Во главе небожителей издревле стоял могущественный бог-первопредок Шанди. Ему повиновались многочисленные духи, ведавшие громами и дождями, воинскими победами и разрешением женщин от бремени. Его власть над миром была безграничной. Но при этом Шанди в компании покойных императоров был если не «первым среди равных», то, во всяком случае, первым среди близких родственников. И вся череда пребывавших на небе властителей переадресовывала ему просьбы своих земных потомков. Поэтому о «шэнь» покойных императоров следовало заботиться ради благополучия всех живущих. А поскольку жертвоприношения духам предков могли совершать только их прямые потомки мужского пола, то и роль ныне здравствующего императора трудно было переоценить: ведь он был единственным, чьи молитвы и приношения помогали удерживать мир в равновесии.
Постепенно Шанди стал устраняться от своих обязанностей, но роль императора от этого не умалилась: теперь он обращался напрямую к Небу, сыном которого являлся, и к духам своих непосредственных предков.
Для того чтобы покойный император пребывал на небесах в полном здравии и довольстве, хоронили его обычно очень пышно. В могилу укладывали утварь, оружие, запряженные лошадьми боевые колесницы, тела животных… Сопровождала властителя и приличествующая ему свита.
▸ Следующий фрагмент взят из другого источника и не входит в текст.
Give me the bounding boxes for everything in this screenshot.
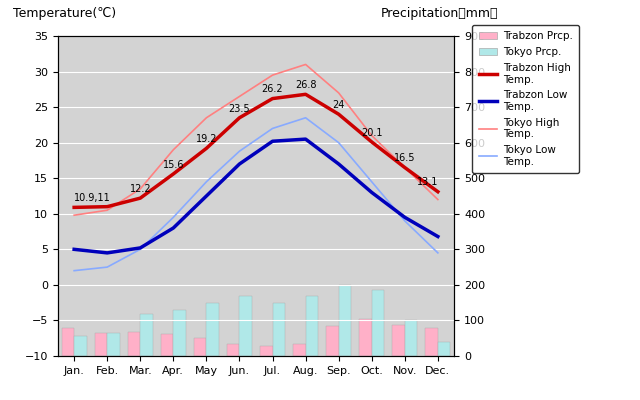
Bar — [95, 333, 107, 356]
Text: 16.5: 16.5 — [394, 153, 415, 163]
Bar — [359, 319, 372, 356]
Text: 13.1: 13.1 — [417, 178, 438, 188]
Bar — [339, 285, 351, 356]
Text: 26.2: 26.2 — [262, 84, 284, 94]
Bar — [426, 328, 438, 356]
Bar — [74, 336, 86, 356]
Text: 19.2: 19.2 — [196, 134, 217, 144]
Legend: Trabzon Prcp., Tokyo Prcp., Trabzon High
Temp., Trabzon Low
Temp., Tokyo High
Te: Trabzon Prcp., Tokyo Prcp., Trabzon High… — [472, 25, 579, 173]
Bar — [161, 334, 173, 356]
Bar — [372, 290, 384, 356]
Bar — [293, 344, 305, 356]
Bar — [140, 314, 153, 356]
Bar — [61, 328, 74, 356]
Bar — [107, 333, 120, 356]
Bar — [326, 326, 339, 356]
Text: 23.5: 23.5 — [228, 104, 250, 114]
Bar — [306, 296, 318, 356]
Bar — [128, 332, 140, 356]
Bar — [404, 320, 417, 356]
Text: 12.2: 12.2 — [129, 184, 151, 194]
Bar — [273, 303, 285, 356]
Bar — [392, 325, 405, 356]
Text: 24: 24 — [332, 100, 345, 110]
Bar — [239, 296, 252, 356]
Bar — [260, 346, 273, 356]
Bar — [206, 303, 219, 356]
Text: 20.1: 20.1 — [361, 128, 383, 138]
Text: Temperature(℃): Temperature(℃) — [13, 7, 116, 20]
Text: 15.6: 15.6 — [163, 160, 184, 170]
Bar — [227, 344, 239, 356]
Text: Precipitation（mm）: Precipitation（mm） — [381, 7, 499, 20]
Text: 26.8: 26.8 — [295, 80, 316, 90]
Bar — [438, 342, 451, 356]
Bar — [173, 310, 186, 356]
Bar — [194, 338, 206, 356]
Text: 10.9,11: 10.9,11 — [74, 193, 111, 203]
В основном это были военнопленные, но иногда в свиту попадали и приближенные. Так, вместе с владыкой царства Цинь в 621 году до н.э. отправились на небо еще 177 человек, в том числе три знатных сановника. Человеческие жертвоприношения на похоронах случались до конца эпохи Чжоу (III век до н.э.).
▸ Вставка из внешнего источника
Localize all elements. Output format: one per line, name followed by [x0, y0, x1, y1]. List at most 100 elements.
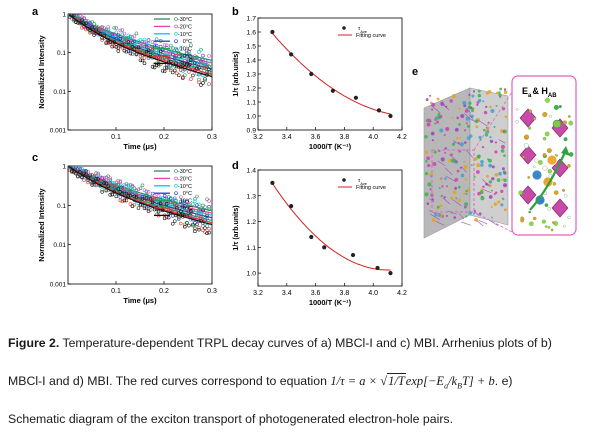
- data-point: [205, 64, 209, 69]
- data-point: [185, 60, 189, 65]
- molecule-atom: [547, 207, 552, 211]
- lattice-atom: [432, 162, 437, 167]
- lattice-atom: [463, 141, 467, 144]
- data-point: [177, 73, 181, 78]
- data-point: [193, 229, 197, 234]
- lattice-atom: [431, 218, 436, 223]
- lattice-atom: [500, 149, 505, 153]
- data-point: [134, 40, 139, 44]
- data-point: [207, 226, 211, 231]
- data-point: [172, 68, 177, 73]
- data-point: [96, 171, 100, 176]
- data-point: [207, 230, 211, 235]
- legend-label: Fitting curve: [356, 185, 386, 191]
- data-point: [181, 75, 185, 79]
- data-point: [94, 24, 98, 29]
- data-point: [197, 80, 201, 85]
- lattice-atom: [454, 186, 457, 190]
- data-point: [170, 49, 175, 54]
- fit-line: [68, 14, 212, 73]
- lattice-atom: [485, 105, 488, 109]
- data-point: [144, 197, 149, 202]
- data-point: [146, 41, 151, 46]
- y-tick-label: 1.3: [247, 72, 257, 79]
- molecule-atom: [568, 152, 574, 157]
- molecule-atom: [542, 112, 548, 118]
- x-tick-label: 4.2: [397, 290, 407, 297]
- data-point: [120, 199, 125, 204]
- data-point: [183, 73, 187, 77]
- lattice-atom: [441, 185, 444, 188]
- lattice-bond: [439, 101, 450, 110]
- data-point: [148, 197, 153, 202]
- data-point: [375, 265, 380, 271]
- lattice-atom: [449, 99, 453, 103]
- data-point: [174, 203, 179, 208]
- lattice-atom: [500, 189, 504, 194]
- data-point: [82, 178, 86, 182]
- data-point: [179, 195, 183, 199]
- data-point: [152, 44, 157, 49]
- lattice-atom: [504, 115, 508, 119]
- data-point: [179, 199, 183, 204]
- data-point: [177, 217, 181, 221]
- lattice-atom: [434, 122, 437, 125]
- lattice-atom: [468, 101, 472, 105]
- lattice-atom: [443, 196, 446, 199]
- x-axis-label: 1000/T (K⁻¹): [309, 142, 352, 151]
- lattice-bond: [430, 104, 441, 114]
- lattice-atom: [493, 202, 498, 206]
- data-point: [100, 190, 104, 194]
- panel-label-a: a: [32, 6, 39, 18]
- data-point: [142, 37, 147, 42]
- data-point: [84, 18, 88, 23]
- lattice-atom: [454, 127, 459, 132]
- lattice-bond: [465, 107, 472, 114]
- x-tick-label: 3.2: [253, 290, 263, 297]
- legend-marker: [342, 178, 346, 182]
- lattice-bond: [435, 221, 445, 226]
- data-point: [207, 59, 211, 64]
- lattice-atom: [481, 145, 485, 149]
- legend-marker: [174, 54, 178, 58]
- data-point: [102, 175, 106, 180]
- data-point: [74, 14, 78, 18]
- lattice-atom: [425, 98, 429, 101]
- data-point: [98, 176, 102, 180]
- lattice-atom: [503, 90, 508, 95]
- lattice-atom: [439, 204, 443, 208]
- lattice-atom: [440, 194, 444, 198]
- y-tick-label: 1: [62, 164, 66, 171]
- data-point: [96, 177, 100, 181]
- x-tick-label: 3.2: [253, 134, 263, 141]
- data-point: [112, 181, 117, 185]
- figure-caption-line1: Figure 2. Temperature-dependent TRPL dec…: [8, 336, 598, 350]
- data-point: [289, 52, 294, 57]
- data-point: [132, 34, 137, 38]
- data-point: [177, 50, 181, 55]
- data-point: [207, 54, 211, 58]
- data-point: [108, 176, 113, 181]
- fit-line: [68, 166, 212, 222]
- data-point: [181, 69, 185, 73]
- lattice-atom: [501, 107, 506, 111]
- x-tick-label: 0.1: [111, 288, 121, 295]
- lattice-bond: [441, 100, 446, 108]
- data-point: [116, 49, 121, 53]
- lattice-atom: [498, 93, 502, 97]
- data-point: [170, 46, 175, 50]
- data-point: [150, 48, 155, 52]
- lattice-atom: [487, 158, 490, 161]
- data-point: [146, 48, 151, 52]
- data-point: [140, 39, 145, 44]
- plot-frame: [67, 165, 213, 285]
- data-point: [181, 76, 185, 80]
- data-point: [164, 65, 169, 69]
- data-point: [203, 78, 207, 83]
- molecule-atom: [547, 169, 552, 174]
- legend-label: 0°C: [183, 39, 192, 45]
- y-tick-label: 1: [62, 12, 66, 19]
- data-point: [388, 113, 393, 119]
- data-point: [207, 67, 211, 72]
- x-tick-label: 0.3: [207, 134, 217, 141]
Потом обычай отправлять на небо вместе с покойным императором его свиту вышел из моды. Возможно, китайцы сообразили, что «шэнь» императора вечна, а духи его сановников, и тем более безродных пленников, очень скоро растворятся, оставив властителя в полном одиночестве. Эту проблему по‐своему решил правивший в третьем веке до нашей эры император Цинь Ши-хуанди: он приказал создать для своего загробного сопровождения глиняную армию. Точное количество воинов ее неизвестно, на настоящий момент археологи раскопали около восьми тысяч «солдат», изваянных из глины в полный рост, причем черты каждого лица – индивидуальны. В пятьдесят бронзовых колесниц впряжены глиняные лошади. Сегодня реставраторы восстанавливают поврежденные фигуры, и настанет день, когда пребывающий на небе император сможет вновь принимать парады. Но к сожалению, его армия частично утратила боеспособность. Спустя всего четыре года после вознесения Цинь Ши-хуанди на небо в стране вспыхнуло восстание. Бунтовщики вскрыли захоронение и изъяли у «небесной стражи» часть ее оружия. Оно, кстати, оказалось достаточно «земным» и действенным: вскоре в стране воцарилась новая династия, Хань.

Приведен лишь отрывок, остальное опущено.